Il pose trois gobelets : un pour Papa, un pour Maman, un pour Léo.
« Moi, j'ai le gobelet de chef, » annonce-t-il.
Ils fabriquent aussi une couronne en papier. Elle est un peu de travers.
Maman demande : « On la remet droite ? »
Léo secoue la tête. « Non. Papa, il aime drôle. »
Dans le salon, Léo cache l'herbier derrière le canapé. Il cache aussi la couronne derrière son dos.
Son dos est tout petit. La couronne dépasse.
Léo chuchote : « Ça dépasse pas. »
Maman chuchote : « Ça dépasse beaucoup. »
Léo rit tout doucement : « Alors, ça dépasse un tout petit beaucoup. »
On entend des pas. Papa arrive.
Léo saute comme un popcorn. « SURPRISE ! »
Le cadeau qui sent le soleil
Papa s'arrête. Il ouvre les bras. « Oh ! Qu'est-ce que c'est ? »
Léo lui met la couronne sur la tête. Elle penche. Papa penche aussi.
« Moi aussi je penche ! » dit Papa.
Léo éclate de rire. « Papa rigolo ! »
Puis Léo court chercher l'herbier. Il le serre contre son ventre.
Il le donne à Papa, très doucement.
« C'est pour toi. C'est mon her-bis… her-bier ! »

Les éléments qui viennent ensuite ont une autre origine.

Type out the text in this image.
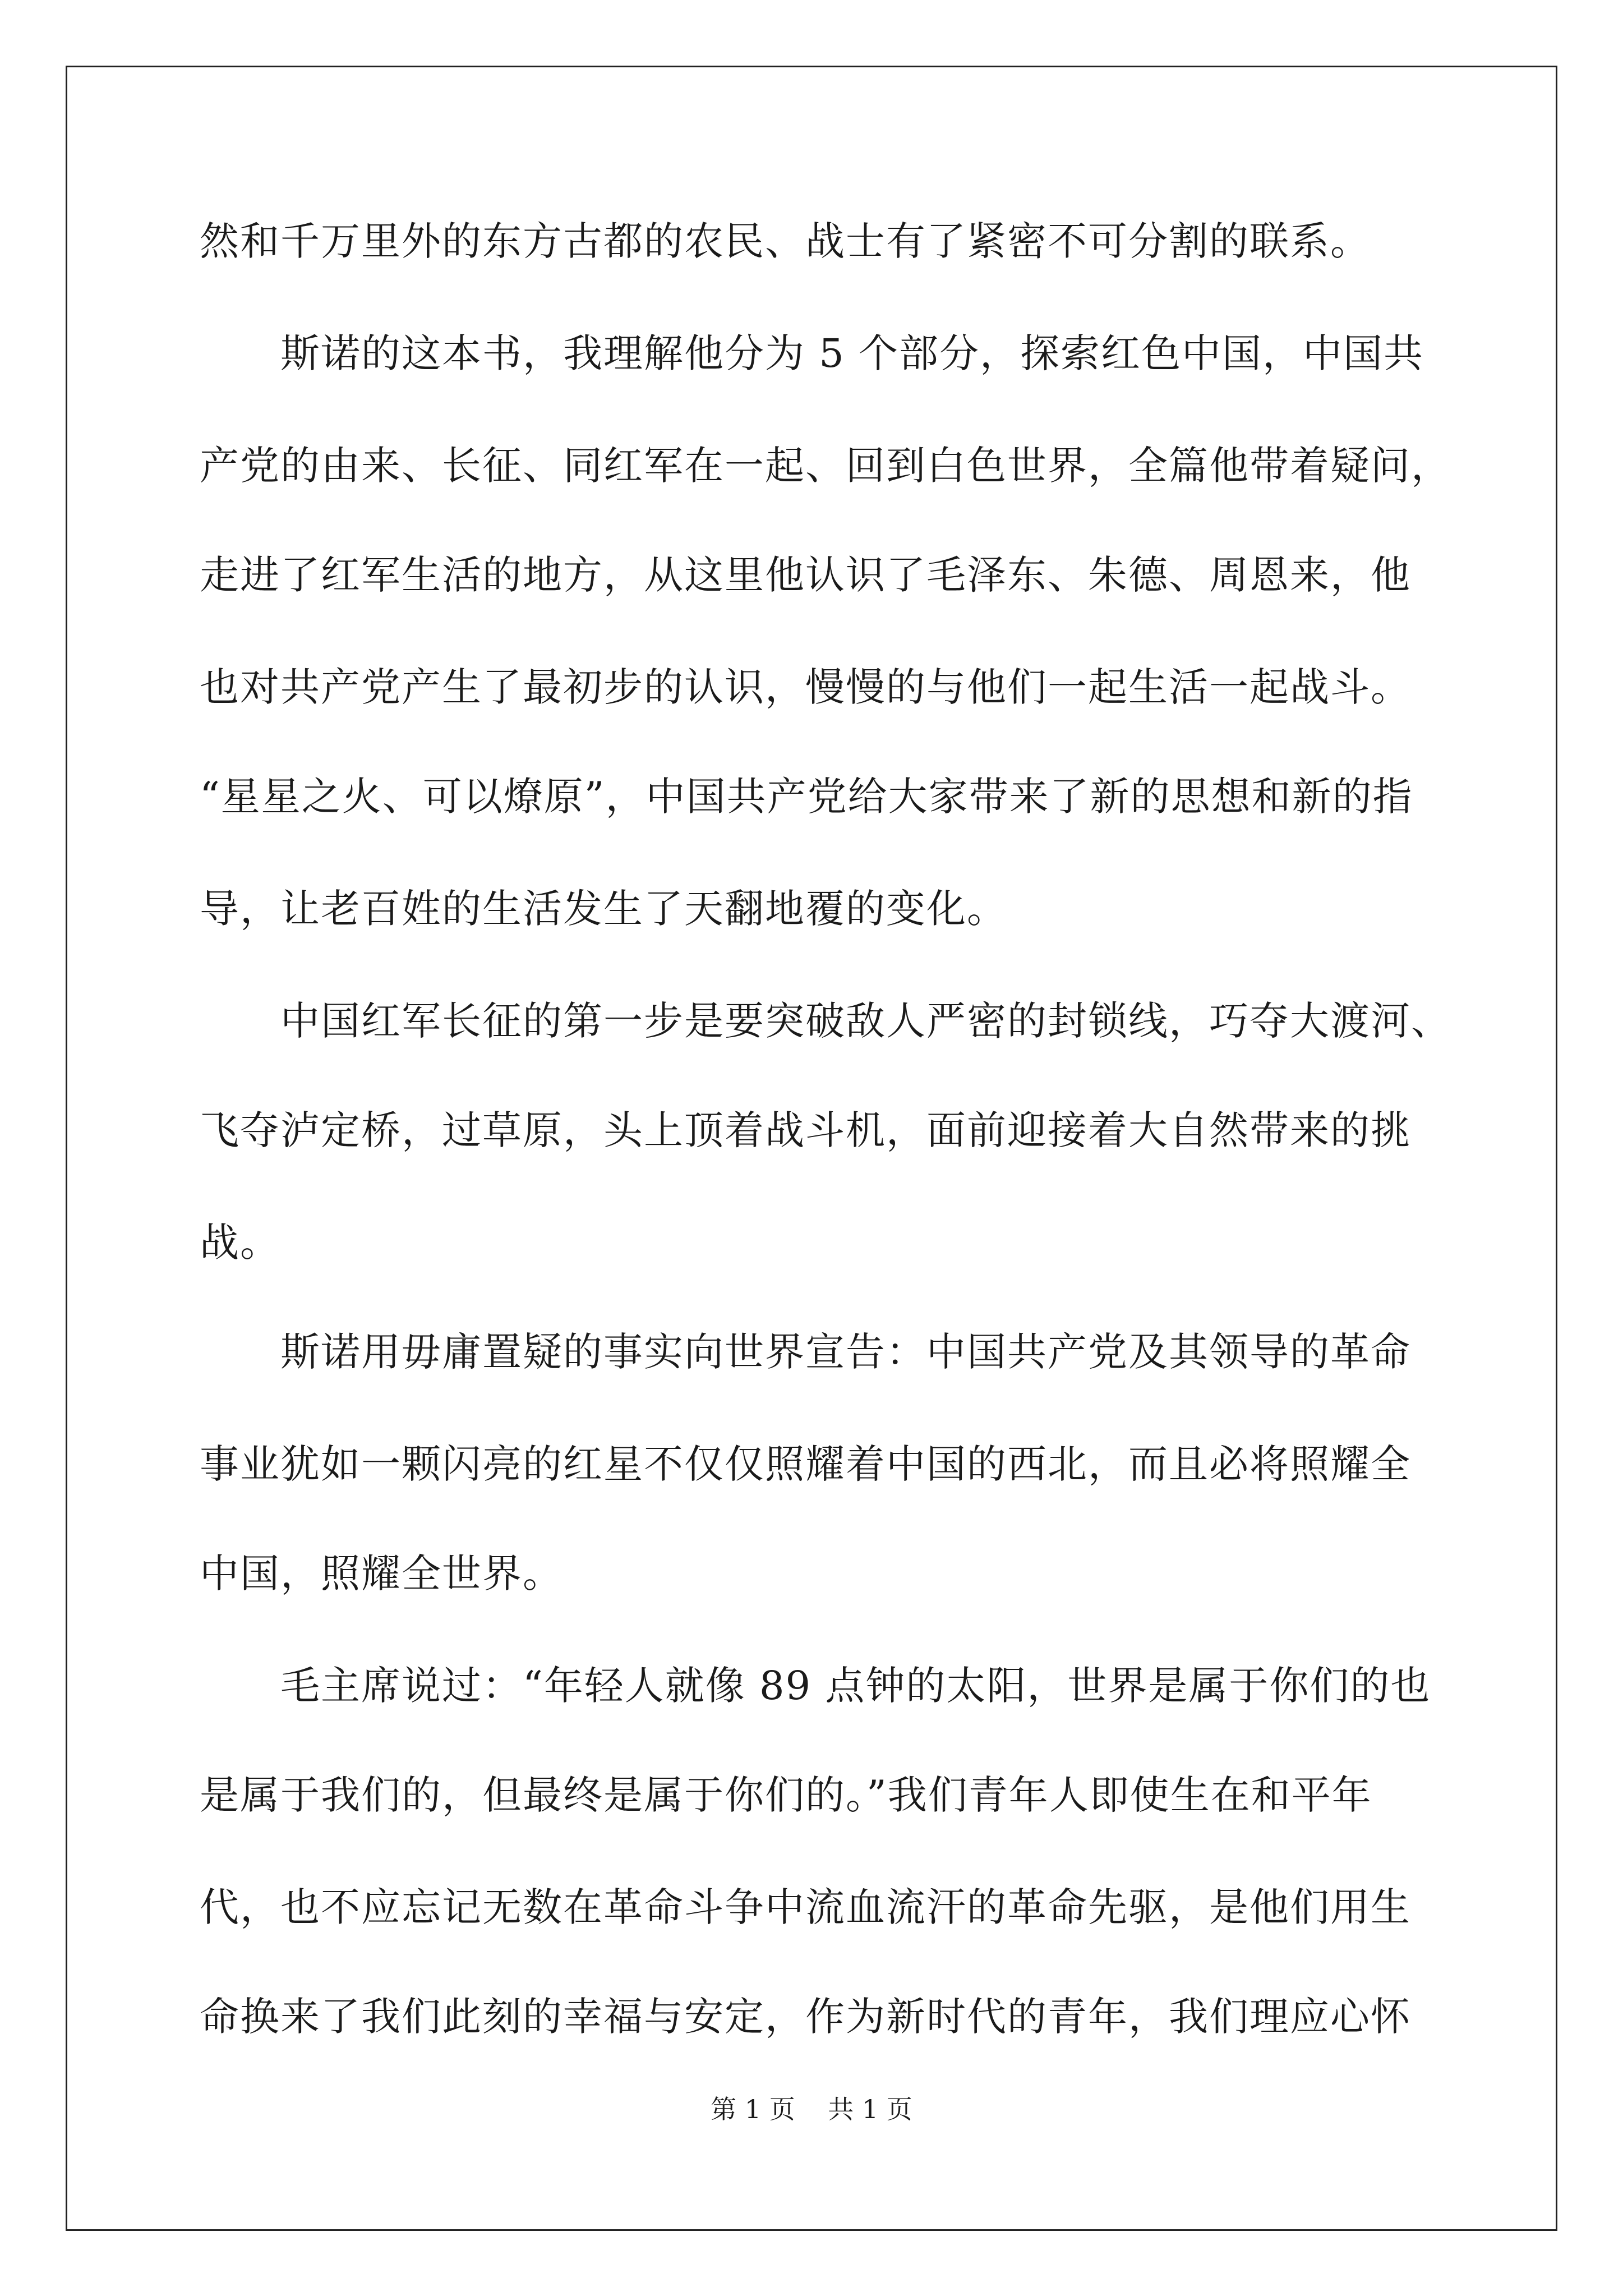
然和千万里外的东方古都的农民、战士有了紧密不可分割的联系。
斯诺的这本书，我理解他分为 5 个部分，探索红色中国，中国共
产党的由来、长征、同红军在一起、回到白色世界，全篇他带着疑问，
走进了红军生活的地方，从这里他认识了毛泽东、朱德、周恩来，他
也对共产党产生了最初步的认识，慢慢的与他们一起生活一起战斗。
“星星之火、可以燎原”，中国共产党给大家带来了新的思想和新的指
导，让老百姓的生活发生了天翻地覆的变化。
中国红军长征的第一步是要突破敌人严密的封锁线，巧夺大渡河、
飞夺泸定桥，过草原，头上顶着战斗机，面前迎接着大自然带来的挑
战。
斯诺用毋庸置疑的事实向世界宣告：中国共产党及其领导的革命
事业犹如一颗闪亮的红星不仅仅照耀着中国的西北，而且必将照耀全
中国，照耀全世界。
毛主席说过：“年轻人就像 89 点钟的太阳，世界是属于你们的也
是属于我们的，但最终是属于你们的。”我们青年人即使生在和平年
代，也不应忘记无数在革命斗争中流血流汗的革命先驱，是他们用生
命换来了我们此刻的幸福与安定，作为新时代的青年，我们理应心怀
第 1 页    共 1 页
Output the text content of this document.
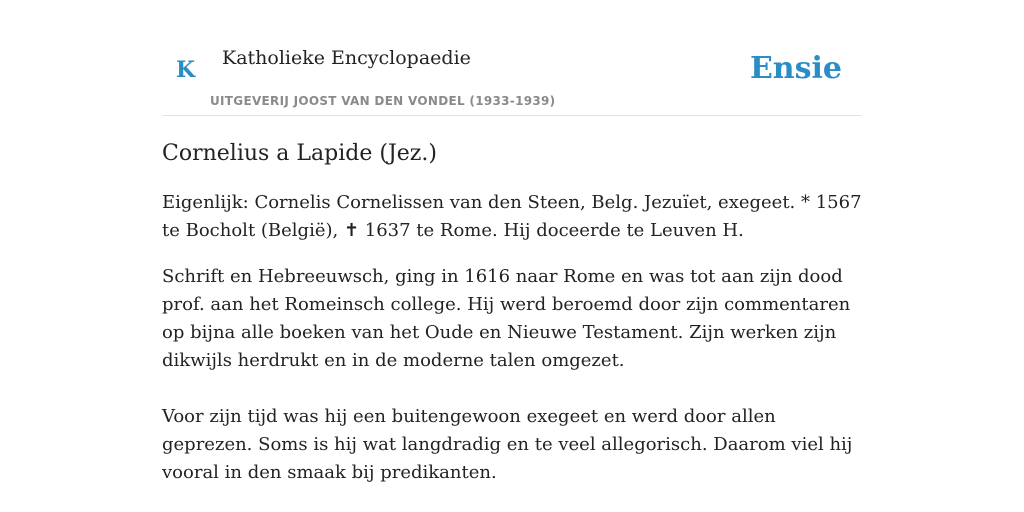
K Katholieke Encyclopaedie
UITGEVERIJ JOOST VAN DEN VONDEL (1933-1939)
Ensie
Cornelius a Lapide (Jez.)

Eigenlijk: Cornelis Cornelissen van den Steen, Belg. Jezuïet, exegeet. * 1567 te Bocholt (België), ✝ 1637 te Rome. Hij doceerde te Leuven H.

Schrift en Hebreeuwsch, ging in 1616 naar Rome en was tot aan zijn dood prof. aan het Romeinsch college. Hij werd beroemd door zijn commentaren op bijna alle boeken van het Oude en Nieuwe Testament. Zijn werken zijn dikwijls herdrukt en in de moderne talen omgezet.

Voor zijn tijd was hij een buitengewoon exegeet en werd door allen geprezen. Soms is hij wat langdradig en te veel allegorisch. Daarom viel hij vooral in den smaak bij predikanten.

Papa ouvre les pages. Il regarde. Il respire comme si les feuilles sentaient encore le jardin.
« La feuille qui écoute… la fleur qui rigole… » lit Papa.
Léo montre la feuille rouge. « Et la feuille chiffonnée, comme toi le matin. »
Papa fait semblant de se froisser. « Oh là là, je suis une feuille ! »
Léo lui fait un câlin, grand comme il peut. « Je t'aime, Papa. »
Maman apporte un petit goûter. Des pommes coupées en lunes.
Papa dit : « Merci, mon grand. C'est la plus belle fête. »
Léo répète, content : « La plus belle fête. »
Ils jouent à un jeu simple : “Qui rit le plus doucement ?”
Papa perd tout de suite. Son rire fait « boum boum » dans sa poitrine.
Léo dit : « Papa, tu ris fort dans ton cœur. »
Le soir arrive tranquillement. Papa garde l'herbier près de lui, sur le canapé.
Il murmure : « Tes feuilles, c'est comme des bisous en papier. »
Léo se blottit. Il ferme les yeux, calme et chaud.
La fête des papas finit en douceur, avec des rires, des câlins, et un herbier qui brille comme un petit soleil.